Friday, October 14, 2005

"Symptomatic" by Danzy Senna

Senna's sophmore novel, Symptomatic, again addresses the plight of the post-modern tragic mulatto. Though I did not find it as complex as her debut novel, Caucasia (evidently also released as From Caucasia, With Love), it was gripping in its own right.

While the unnamed protagonist does not actively deny her black heritage, she does pass for white by omission of fact.

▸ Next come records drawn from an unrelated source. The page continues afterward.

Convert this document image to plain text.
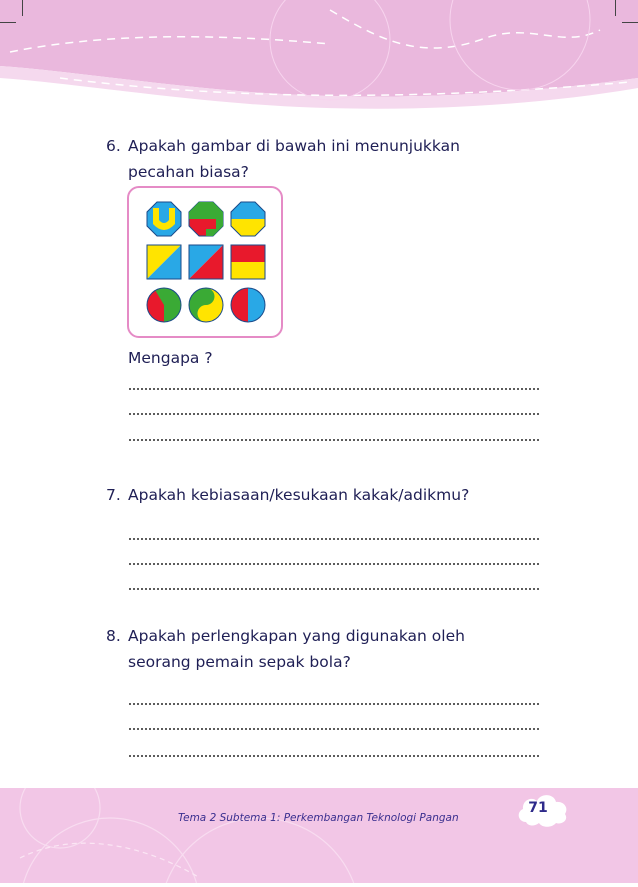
6. Apakah gambar di bawah ini menunjukkan
pecahan biasa?
Mengapa ?
7. Apakah kebiasaan/kesukaan kakak/adikmu?
8. Apakah perlengkapan yang digunakan oleh
seorang pemain sepak bola?
Tema 2 Subtema 1: Perkembangan Teknologi Pangan
71
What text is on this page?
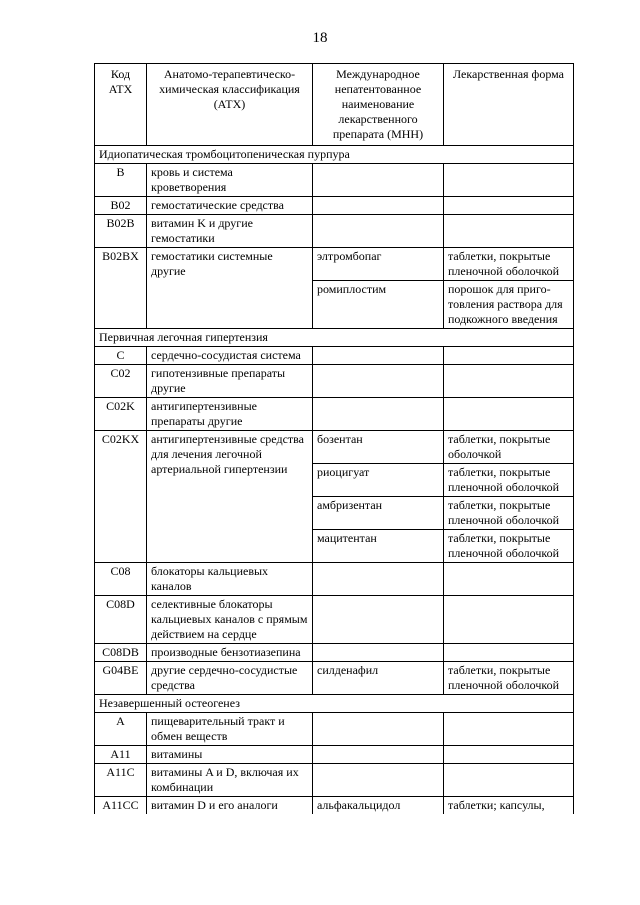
18
Код АТХ	Анатомо-терапевтическо-химическая классификация (АТХ)	Международное непатентованное наименование лекарственного препарата (МНН)	Лекарственная форма
Идиопатическая тромбоцитопеническая пурпура			
B	кровь и система кроветворения		
B02	гемостатические средства		
B02B	витамин K и другие гемостатики		
B02BX	гемостатики системные другие	элтромбопаг	таблетки, покрытые пленочной оболочкой
		ромиплостим	порошок для приго-товления раствора для подкожного введения
Первичная легочная гипертензия			
C	сердечно-сосудистая система		
C02	гипотензивные препараты другие		
C02K	антигипертензивные препараты другие		
C02KX	антигипертензивные средства для лечения легочной артериальной гипертензии	бозентан	таблетки, покрытые оболочкой
		риоцигуат	таблетки, покрытые пленочной оболочкой
		амбризентан	таблетки, покрытые пленочной оболочкой
		мацитентан	таблетки, покрытые пленочной оболочкой
C08	блокаторы кальциевых каналов		
C08D	селективные блокаторы кальциевых каналов с прямым действием на сердце		
C08DB	производные бензотиазепина		
G04BE	другие сердечно-сосудистые средства	силденафил	таблетки, покрытые пленочной оболочкой
Незавершенный остеогенез			
A	пищеварительный тракт и обмен веществ		
A11	витамины		
A11C	витамины A и D, включая их комбинации		
A11CC	витамин D и его аналоги	альфакальцидол	таблетки; капсулы,
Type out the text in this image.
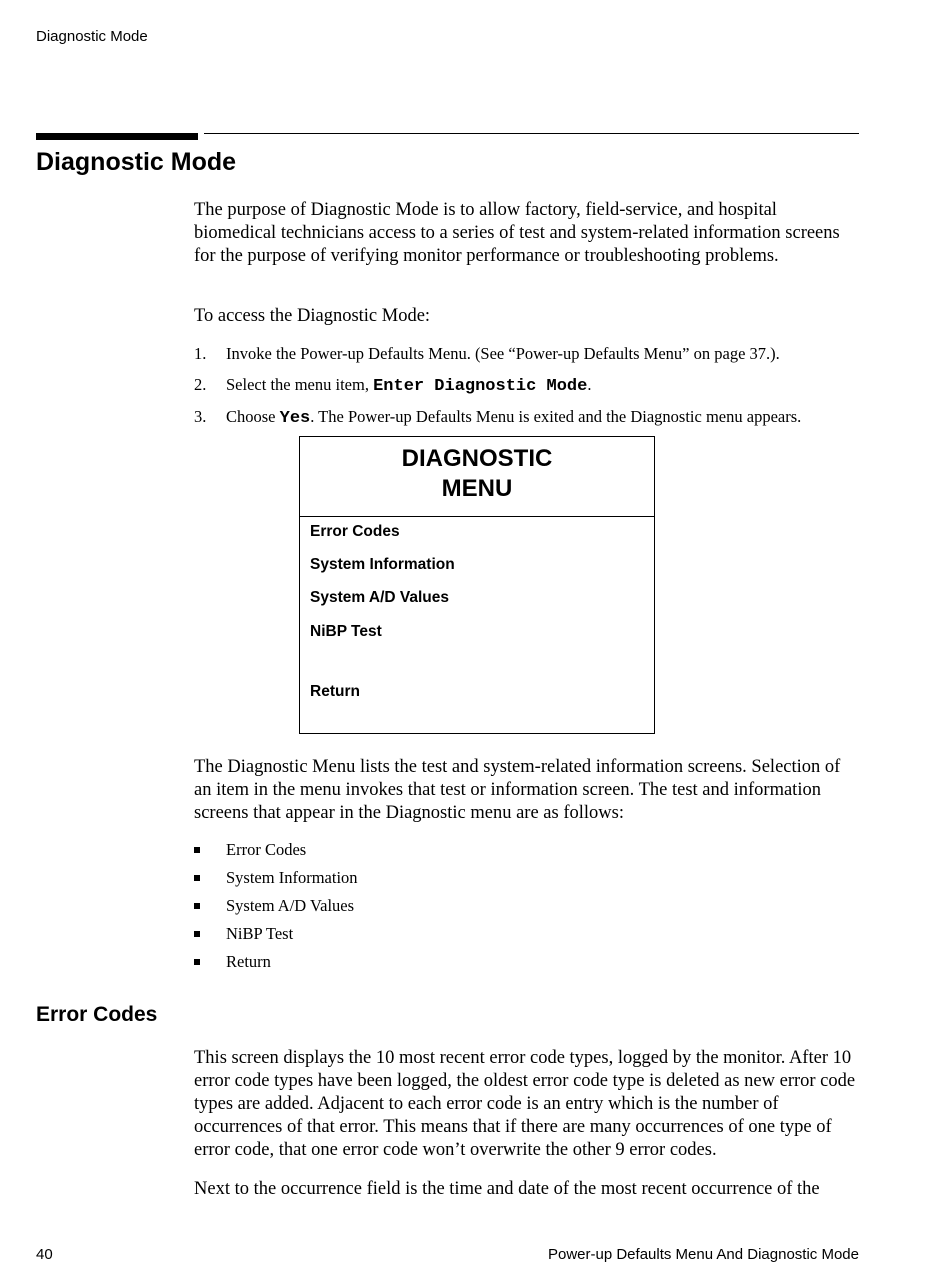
Diagnostic Mode
Diagnostic Mode

The purpose of Diagnostic Mode is to allow factory, field-service, and hospital biomedical technicians access to a series of test and system-related information screens for the purpose of verifying monitor performance or troubleshooting problems.

To access the Diagnostic Mode:

1. Invoke the Power-up Defaults Menu. (See “Power-up Defaults Menu” on page 37.).
2. Select the menu item, Enter Diagnostic Mode.
3. Choose Yes. The Power-up Defaults Menu is exited and the Diagnostic menu appears.
DIAGNOSTIC
MENU
Error Codes
System Information
System A/D Values
NiBP Test
Return

The Diagnostic Menu lists the test and system-related information screens. Selection of an item in the menu invokes that test or information screen. The test and information screens that appear in the Diagnostic menu are as follows:

Error Codes
System Information
System A/D Values
NiBP Test
Return
Error Codes

This screen displays the 10 most recent error code types, logged by the monitor. After 10 error code types have been logged, the oldest error code type is deleted as new error code types are added. Adjacent to each error code is an entry which is the number of occurrences of that error. This means that if there are many occurrences of one type of error code, that one error code won’t overwrite the other 9 error codes.

Next to the occurrence field is the time and date of the most recent occurrence of the

40	Power-up Defaults Menu And Diagnostic Mode
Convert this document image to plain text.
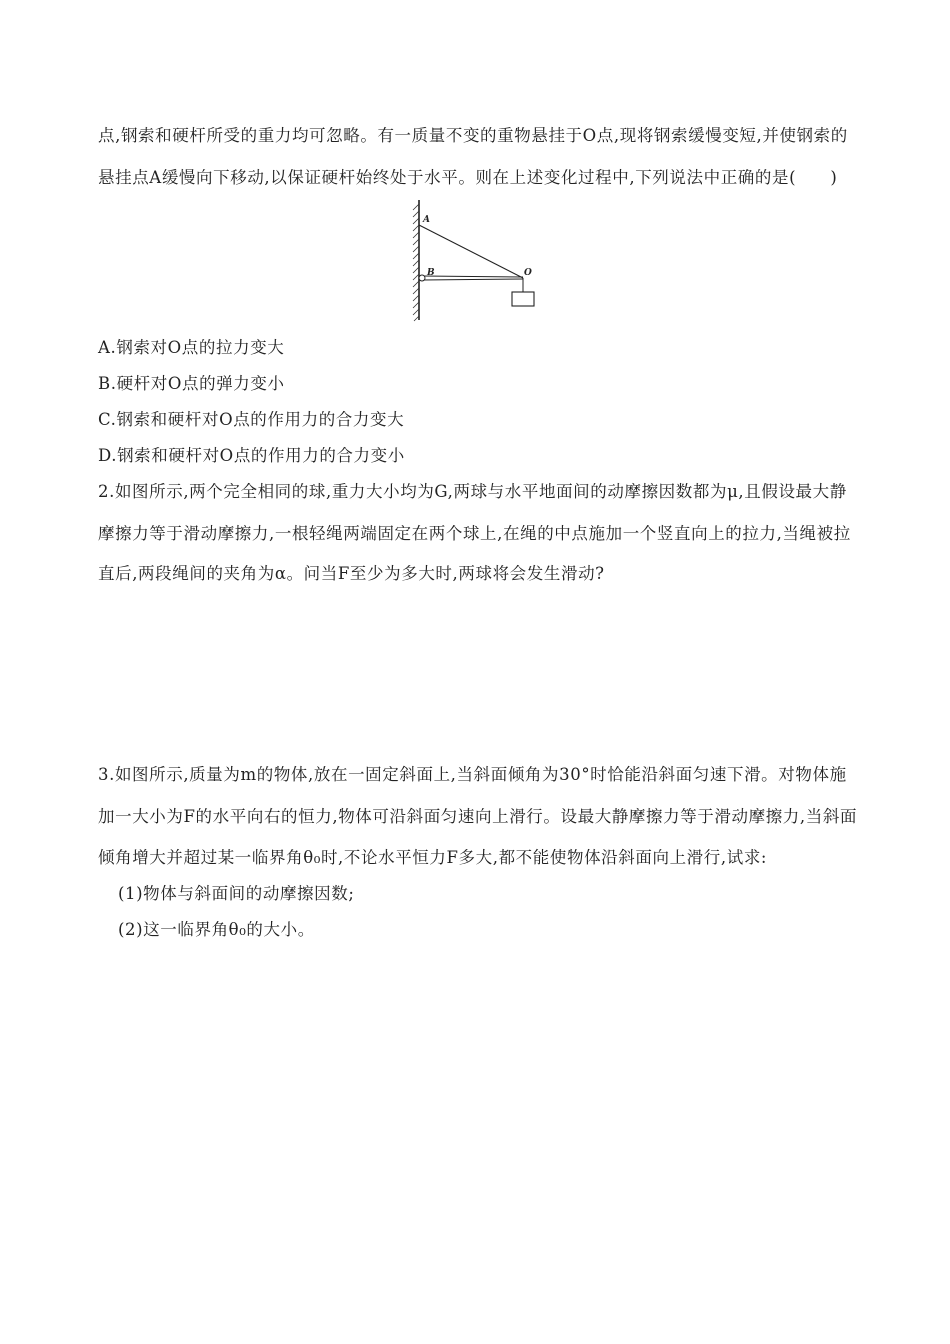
点,钢索和硬杆所受的重力均可忽略。有一质量不变的重物悬挂于O点,现将钢索缓慢变短,并使钢索的
悬挂点A缓慢向下移动,以保证硬杆始终处于水平。则在上述变化过程中,下列说法中正确的是(　　)
A
B	O
A.钢索对O点的拉力变大
B.硬杆对O点的弹力变小
C.钢索和硬杆对O点的作用力的合力变大
D.钢索和硬杆对O点的作用力的合力变小
2.如图所示,两个完全相同的球,重力大小均为G,两球与水平地面间的动摩擦因数都为μ,且假设最大静
摩擦力等于滑动摩擦力,一根轻绳两端固定在两个球上,在绳的中点施加一个竖直向上的拉力,当绳被拉
直后,两段绳间的夹角为α。问当F至少为多大时,两球将会发生滑动?
3.如图所示,质量为m的物体,放在一固定斜面上,当斜面倾角为30°时恰能沿斜面匀速下滑。对物体施
加一大小为F的水平向右的恒力,物体可沿斜面匀速向上滑行。设最大静摩擦力等于滑动摩擦力,当斜面
倾角增大并超过某一临界角θ₀时,不论水平恒力F多大,都不能使物体沿斜面向上滑行,试求:
(1)物体与斜面间的动摩擦因数;
(2)这一临界角θ₀的大小。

When her undeclared race causes relationship problems with her live in lover, and older co-worker, Greta Hicks comes to her aid. As an act of gratitude, she develops a superficial alliance with the biracial and emotionally unstable Greta. Greta sees "she-who-must-not-be-named" as the soul mate that she's longed for, though the devotion is obviously not mutual. The only thing more unnerving than Greta's preoccupation with "her", is "her" developing preoccupation with Vera, the mystery woman whose apartment she is subletting.

Senna does a superb job of making the main character perceivable. I was well into the book before I realized that I didn't know her name. She also succeeded in making Greta realistically crazy.

I must say that I enjoyed the novel. If you're looking for a breakthrough novel, this ain't it. But if you're just in search of a basic study in human emotions, Symptomatic is as good a book as any...probably better than most.